I am working through some notes of Gould and Tabochnik here and I am confused by their argument showing that entropy does not change in a quasi-static adiabatic process. First, entropy is defined to be an additive function of the state, which is not allowed to decrease in an isolated system. Then a bit later there is the following paragraph:
For pure heating or cooling the increase in the entropy is given by $$dS = \left(\frac{\partial S}{\partial E}\right) dE.\qquad (2.68)$$ In this case $dE = dQ$ because no work is done. If we express the partial derivative in (1.68) in terms of $T$, we can rewrite (1.68) as $$dS = dQ/T \qquad \text{(pure heating)}. (2.69)$$ We emphasize that the relation (1.69) holds only for quasistatic changes. Note that (1.69) implies that the entropy does not change in a quasistatic, adiabatic process.
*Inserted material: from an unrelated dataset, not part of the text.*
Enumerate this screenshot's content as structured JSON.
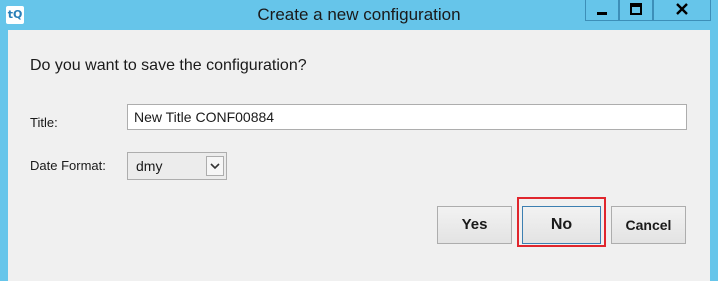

But (2.69) (mis-labelled as 1.69) only applies when no work is done and, certainly, work might be done in a quasi-static adiabatic process, so how can (2.69) possibly apply?
Instead, is the following argument valid? A quasi-static process is one which passes through a sequence of equilibrium states. In each equilibrium state, the entropy has to be at its maximum value. Thus, the entropy cannot increase in passing from one equilibrium state to another. So overall the entropy can't change in a quasi-static process either.
But I don't think this argument can be right either, because then the same argument would apply to any quasi-static process, so why do we need "adiabatic" as well?